Lundi, le gouvernement de Taiwan a dû rassurer les investisseurs sur le fait qu’il stabiliserait les marchés boursiers et les marchés des changes si nécessaire au milieu d’une flambée des cas de COVID-19. Pourtant, les stocks y étaient encore en baisse de 3,6% (.TWII).

Le calendrier des données des États-Unis est léger cette semaine, mettant l’accent sur les minutes de la dernière réunion politique de la Réserve fédérale pour tout indice à quel moment les responsables pourraient commencer à parler de réduction.

Jusqu’à présent, la plupart des membres de la Fed ont été obstinément accommodants en matière de politique, faisant valoir qu’une hausse de l’inflation était transitoire, même s’il y avait un risque qu’elle puisse être intégrée aux attentes.

L’enquête auprès des consommateurs de l’Université du Michigan la semaine dernière a montré le taux d’inflation attendu le plus élevé pour l’année à venir ainsi que le taux d’inflation à long terme le plus élevé de la dernière décennie.

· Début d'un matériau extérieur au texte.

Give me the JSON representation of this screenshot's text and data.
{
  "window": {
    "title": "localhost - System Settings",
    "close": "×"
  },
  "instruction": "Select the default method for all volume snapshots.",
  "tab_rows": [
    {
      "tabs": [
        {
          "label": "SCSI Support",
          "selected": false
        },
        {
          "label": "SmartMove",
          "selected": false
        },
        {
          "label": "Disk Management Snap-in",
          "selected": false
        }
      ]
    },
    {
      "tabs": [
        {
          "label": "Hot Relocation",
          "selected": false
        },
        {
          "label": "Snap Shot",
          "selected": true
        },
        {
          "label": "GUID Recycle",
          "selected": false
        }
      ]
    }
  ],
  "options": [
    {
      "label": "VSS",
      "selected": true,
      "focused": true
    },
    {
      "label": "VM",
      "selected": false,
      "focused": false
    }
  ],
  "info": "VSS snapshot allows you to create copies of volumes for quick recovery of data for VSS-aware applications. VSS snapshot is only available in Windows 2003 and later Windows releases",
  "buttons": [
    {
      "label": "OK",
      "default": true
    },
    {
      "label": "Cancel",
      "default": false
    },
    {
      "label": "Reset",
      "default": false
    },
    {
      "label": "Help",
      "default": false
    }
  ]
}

LES PISTES EN DOLLAR SE DÉPLACENT EN RENDEMENTS

Après avoir atteint un sommet de six semaines juste au-dessus de 1,70% la semaine dernière, les rendements des bons du Trésor à 10 ans ont légèrement baissé et se sont maintenus aux alentours de 1,62% lundi.

Le dollar a pratiquement suivi l’évolution des rendements, rebondissant à 90,909 sur un panier de devises avant de se stabiliser à son 90,291 actuel. L’euro était le dernier à 1,2144 $, après avoir grimpé de 0,5% vendredi alors que les rendements se détendaient.

Le Bitcoin a chuté de 8,7% à son plus bas depuis février après que des tweets d’Elon Musk aient laissé entendre que Tesla aurait peut-être vendu ou vendre ses avoirs.

La baisse du dollar s’est combinée aux inquiétudes inflationnistes lundi pour porter l’or à un sommet de trois mois de 1853 $ l’once, tandis que le pétrole a légèrement baissé, le Brent et le brut américain ayant tous deux baissé d’environ 0,1% à 0,2%.